The Back Gallery has been similarly transformed, as Lynne Marsh plays dress-up as an intergalactic super-heroine in her video projection Venus… I see blue. Geared up in goggles, gloves and boots, a cap with peaked ears, and a two-piece red get-up inspired by traditional Chinese dress, Marsh charges, leaps and karate-chops her way through the digitally simulated terrain of the planet Venus. Marsh has sampled and mixed footage of her character running and leaping in place into jerky, gravity-defying feats that allow her to remain suspended in air, kicking up her knickers. At one point her image multiplies into three, each pivoting and chopping the air in synch in a formation comically reminiscent of early morning T.V. aerobics classes.
With ‘virtual’ fighting games, martial arts, and streetwear among her sources, Marsh creates a hyper-persona that is a composite jumble of stock female Pop icons assimilated by her own body and identity. As a result, Marsh’s ‘Venus’ really straddles the gap between the ‘real’ and the ‘affected’, articulating the complexities of identity and persona as constructs. While the appearance and actions of her heroine verge on the ridiculous, Marsh also took karate lessons as a part of her research for this project, a skill which is now a part of her ‘real’ identity. And while she is depicted performing hyper-fabulous physical feats and tricks beyond human capability, she is also at times hyper-tired and hyper-breathless.
Like Haska, Marsh synthesizes a fictive environment from images sampled from ‘real’ photographic sources. Using footage borrowed from NASA space cameras, she rebuilds the blue mountains and rocky terrain of Venus as a backdrop for her fantasies. Marsh identifies her re-rendering of the planet as an uncolonized ‘free zone,’ a neutral ground in which liberating imaginative experience is possible.
Marsh projects a life-size environment where the figure’s frontal positioning mirrors that of the viewer, and in turn implies a direct physiological and empathetic relationship between the two. This identification is enhanced by the link of Marsh’s movements in the landscape to the format of virtual fighting games, and as viewers we find ourselves engaged in a similarly charged interface. Is Marsh’s Venus an opponent?… an instructor?… a performer?… your doppelganger? All of these relationships are implied at once, and it is the ambiguity of the situation and the terrain that opens up that invites engagement in fantasy and role-play for the viewer as well as the artist.
And this effect is essentially the crux of each project in landescape; relationships or situations which span between concrete points or references; that is space. Whether in two or three-dimensions, literal or implied, each artist proposes an environment which escapes the singular perspective and flatness of a traditional landscape.
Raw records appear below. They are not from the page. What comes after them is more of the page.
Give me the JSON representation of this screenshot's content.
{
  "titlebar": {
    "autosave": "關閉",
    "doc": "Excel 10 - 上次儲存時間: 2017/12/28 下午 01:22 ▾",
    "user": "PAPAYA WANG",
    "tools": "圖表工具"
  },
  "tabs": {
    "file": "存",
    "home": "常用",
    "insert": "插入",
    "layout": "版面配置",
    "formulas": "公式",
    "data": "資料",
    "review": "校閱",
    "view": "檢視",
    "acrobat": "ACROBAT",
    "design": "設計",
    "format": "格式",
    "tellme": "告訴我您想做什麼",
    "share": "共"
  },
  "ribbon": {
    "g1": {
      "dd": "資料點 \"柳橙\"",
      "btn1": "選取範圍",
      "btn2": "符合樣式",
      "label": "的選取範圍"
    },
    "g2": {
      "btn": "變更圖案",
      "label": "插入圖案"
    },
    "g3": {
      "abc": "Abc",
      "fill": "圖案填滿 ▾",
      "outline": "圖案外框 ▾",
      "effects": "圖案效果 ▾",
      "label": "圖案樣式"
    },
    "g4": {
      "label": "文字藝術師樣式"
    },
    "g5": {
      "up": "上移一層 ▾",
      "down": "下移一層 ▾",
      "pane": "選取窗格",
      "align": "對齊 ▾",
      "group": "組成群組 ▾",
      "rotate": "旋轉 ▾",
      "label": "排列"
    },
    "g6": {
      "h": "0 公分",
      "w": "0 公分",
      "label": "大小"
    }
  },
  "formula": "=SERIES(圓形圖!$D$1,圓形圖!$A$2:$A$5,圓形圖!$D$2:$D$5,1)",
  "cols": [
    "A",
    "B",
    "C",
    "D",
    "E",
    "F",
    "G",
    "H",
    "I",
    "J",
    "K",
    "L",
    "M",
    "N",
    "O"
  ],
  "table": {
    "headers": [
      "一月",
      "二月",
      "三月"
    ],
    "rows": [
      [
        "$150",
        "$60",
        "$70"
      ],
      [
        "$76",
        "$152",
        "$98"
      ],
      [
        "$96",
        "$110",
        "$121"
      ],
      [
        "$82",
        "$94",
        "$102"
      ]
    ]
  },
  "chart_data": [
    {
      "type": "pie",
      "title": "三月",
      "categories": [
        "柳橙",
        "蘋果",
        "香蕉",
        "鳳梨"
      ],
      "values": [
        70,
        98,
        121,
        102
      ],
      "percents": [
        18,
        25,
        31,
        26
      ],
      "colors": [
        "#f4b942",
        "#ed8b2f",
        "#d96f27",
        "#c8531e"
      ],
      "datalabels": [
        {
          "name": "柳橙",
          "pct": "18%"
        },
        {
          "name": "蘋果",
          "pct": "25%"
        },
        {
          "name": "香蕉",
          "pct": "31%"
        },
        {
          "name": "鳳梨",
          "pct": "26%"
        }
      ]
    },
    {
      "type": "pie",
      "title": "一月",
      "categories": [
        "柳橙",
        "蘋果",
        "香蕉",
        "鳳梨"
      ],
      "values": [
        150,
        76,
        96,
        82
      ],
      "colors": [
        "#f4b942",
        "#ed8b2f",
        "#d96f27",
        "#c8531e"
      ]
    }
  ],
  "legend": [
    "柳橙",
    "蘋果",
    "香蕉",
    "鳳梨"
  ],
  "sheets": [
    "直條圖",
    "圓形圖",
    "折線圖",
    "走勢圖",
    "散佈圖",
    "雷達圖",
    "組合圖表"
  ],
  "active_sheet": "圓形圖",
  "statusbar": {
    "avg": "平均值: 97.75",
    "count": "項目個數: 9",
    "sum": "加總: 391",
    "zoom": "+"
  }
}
These places often straddle the notions of both ‘here’ and ‘someplace else’ at once. Haska and Marsh create pictorial landscapes that suggest other worlds through a confusion of references from our own. In Marman’s case the ‘landscape’ is implied, and is beyond actual representation. They are situational or relational, and exist in the imagination or through physical experience. The new ‘places’ that open provide environments with the potentiality for imaginative speculation or projection of both artist and viewer.
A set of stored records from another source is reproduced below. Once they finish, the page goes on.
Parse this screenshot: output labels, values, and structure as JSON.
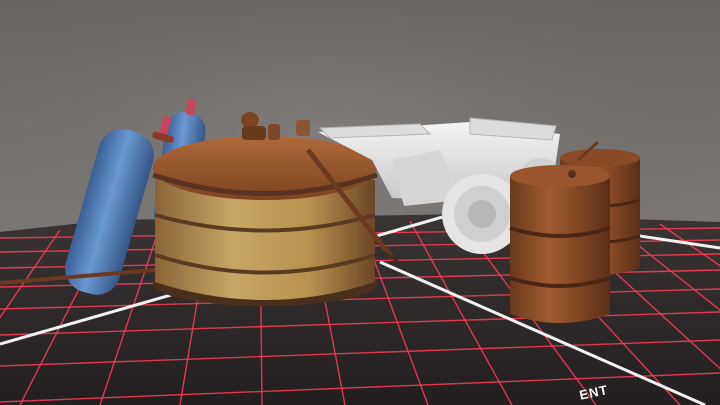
{
  "scene": {
    "floor_label": "ENT",
    "colors": {
      "backdrop": "#6f6b69",
      "floor": "#2b2626",
      "grid": "#ff3d57",
      "rust": "#8a4a25",
      "tank_blue": "#4f7fbd",
      "quad": "#e8e8e8"
    },
    "objects": [
      "gas-cylinder-left",
      "gas-cylinder-right",
      "rusty-round-tank",
      "quad-bike",
      "rusty-barrel-front",
      "rusty-barrel-back"
    ]
  }
}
None of these projects boast promise of transcendence or emancipation, but rather incite subtle shifts in perspective which allow for the playing out of fantasy or a momentary escape. The role of the interactive Postmodern viewer is essential to each of these projects in order to effectively ‘complete’ them. In making this jump, the viewer might split or leave oneself momentarily, like the disorienting blip in consciousness that happens in the hitch of a hiccup or a sneeze.
landescape was curated by Mercer Union’s current Programming Committee; Shelly Bahl, Janis Demkiw, Lee Goreas, and Kelly Richardson.